Três funcionários de um jornal equatoriano foram levados na fronteira; autoridades colombianas não confirmaram se as vítimas estão no país

Por Da redação 28 mar 2018, 14h02

O chefe da dissidências das Forças Armadas Revolucionárias da Colômbia (Farc) do sudoeste do país, Walter Patricio Artízala Vernaza, conhecido como “Guacho”, é o responsável pelo sequestro de três trabalhadores do jornal equatoriano El Comercio, confirmaram nesta quarta-feira fontes oficiais.

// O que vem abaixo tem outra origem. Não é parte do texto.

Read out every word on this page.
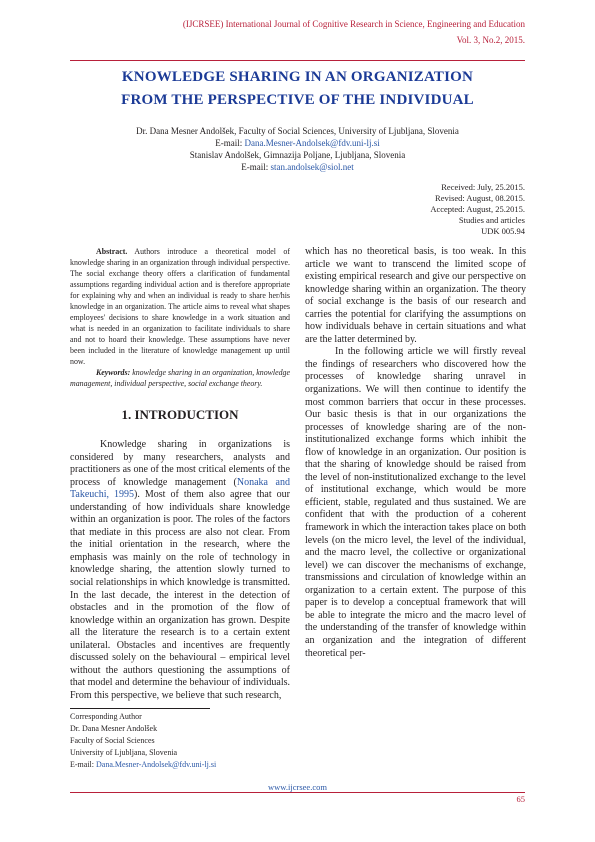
(IJCRSEE) International Journal of Cognitive Research in Science, Engineering and Education
Vol. 3, No.2, 2015.
KNOWLEDGE SHARING IN AN ORGANIZATION
FROM THE PERSPECTIVE OF THE INDIVIDUAL
Dr. Dana Mesner Andolšek, Faculty of Social Sciences, University of Ljubljana, Slovenia
E-mail: Dana.Mesner-Andolsek@fdv.uni-lj.si
Stanislav Andolšek, Gimnazija Poljane, Ljubljana, Slovenia
E-mail: stan.andolsek@siol.net
Received: July, 25.2015.
Revised: August, 08.2015.
Accepted: August, 25.2015.
Studies and articles
UDK 005.94

Abstract. Authors introduce a theoretical model of knowledge sharing in an organization through individual perspective. The social exchange theory offers a clarification of fundamental assumptions regarding individual action and is therefore appropriate for explaining why and when an individual is ready to share her/his knowledge in an organization. The article aims to reveal what shapes employees' decisions to share knowledge in a work situation and what is needed in an organization to facilitate individuals to share and not to hoard their knowledge. These assumptions have never been included in the literature of knowledge management up until now.

Keywords: knowledge sharing in an organization, knowledge management, individual perspective, social exchange theory.

1. INTRODUCTION

Knowledge sharing in organizations is considered by many researchers, analysts and practitioners as one of the most critical elements of the process of knowledge management (Nonaka and Takeuchi, 1995). Most of them also agree that our understanding of how individuals share knowledge within an organization is poor. The roles of the factors that mediate in this process are also not clear. From the initial orientation in the research, where the emphasis was mainly on the role of technology in knowledge sharing, the attention slowly turned to social relationships in which knowledge is transmitted. In the last decade, the interest in the detection of obstacles and in the promotion of the flow of knowledge within an organization has grown. Despite all the literature the research is to a certain extent unilateral. Obstacles and incentives are frequently discussed solely on the behavioural – empirical level without the authors questioning the assumptions of that model and determine the behaviour of individuals. From this perspective, we believe that such research,

which has no theoretical basis, is too weak. In this article we want to transcend the limited scope of existing empirical research and give our perspective on knowledge sharing within an organization. The theory of social exchange is the basis of our research and carries the potential for clarifying the assumptions on how individuals behave in certain situations and what are the latter determined by.

In the following article we will firstly reveal the findings of researchers who discovered how the processes of knowledge sharing unravel in organizations. We will then continue to identify the most common barriers that occur in these processes. Our basic thesis is that in our organizations the processes of knowledge sharing are of the non-institutionalized exchange forms which inhibit the flow of knowledge in an organization. Our position is that the sharing of knowledge should be raised from the level of non-institutionalized exchange to the level of institutional exchange, which would be more efficient, stable, regulated and thus sustained. We are confident that with the production of a coherent framework in which the interaction takes place on both levels (on the micro level, the level of the individual, and the macro level, the collective or organizational level) we can discover the mechanisms of exchange, transmissions and circulation of knowledge within an organization to a certain extent. The purpose of this paper is to develop a conceptual framework that will be able to integrate the micro and the macro level of the understanding of the transfer of knowledge within an organization and the integration of different theoretical per-

Corresponding Author
Dr. Dana Mesner Andolšek
Faculty of Social Sciences
University of Ljubljana, Slovenia
E-mail: Dana.Mesner-Andolsek@fdv.uni-lj.si
www.ijcrsee.com
65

O comandante das Forças Militares colombianas, general Alberto Mejía, disse à RCN Rádio que as informações de inteligência confirmaram que homens do grupo armado residual Oliver Sinisterra, que hoje representa um braço das Farc, sequestraram os dois jornalistas e o motorista do jornal na segunda-feira a mando de Vernaza, em uma zona de fronteira da Colômbia com o Equador.

  • De acordo com Mejía, Vernaza, a quem ele chamou de “terrorista”, estaria também por trás de um “atentado às torres de energia em Tumaco”, município colombiano próximo a San Lorenzo, cidade no Equador onde os jornalistas foram sequestrados.

    O ministro equatoriano do Interior, César Navas, confirmou nesta terça-feira o sequestro dos trabalhadores. San Lorenzo fica bem próximo à fronteira com a Colômbia, na província de Esmeraldas.

    Navas afirmou que as autoridades equatorianas chegaram a ter contato com os criminosos. Segundo ele, presume-se que os sequestrados “estejam na Colômbia” e que encontrem-se “bem”. No entanto, apesar de ter confirmado a autoria do crime por parte do grupo dissidente das Farc, o ministro colombiano de Defesa, Luis Carlos Villegas, assegurou nesta quarta-feira que, por enquanto, não existe informações que indique que os sequestrados tenham sido levados à Colômbia.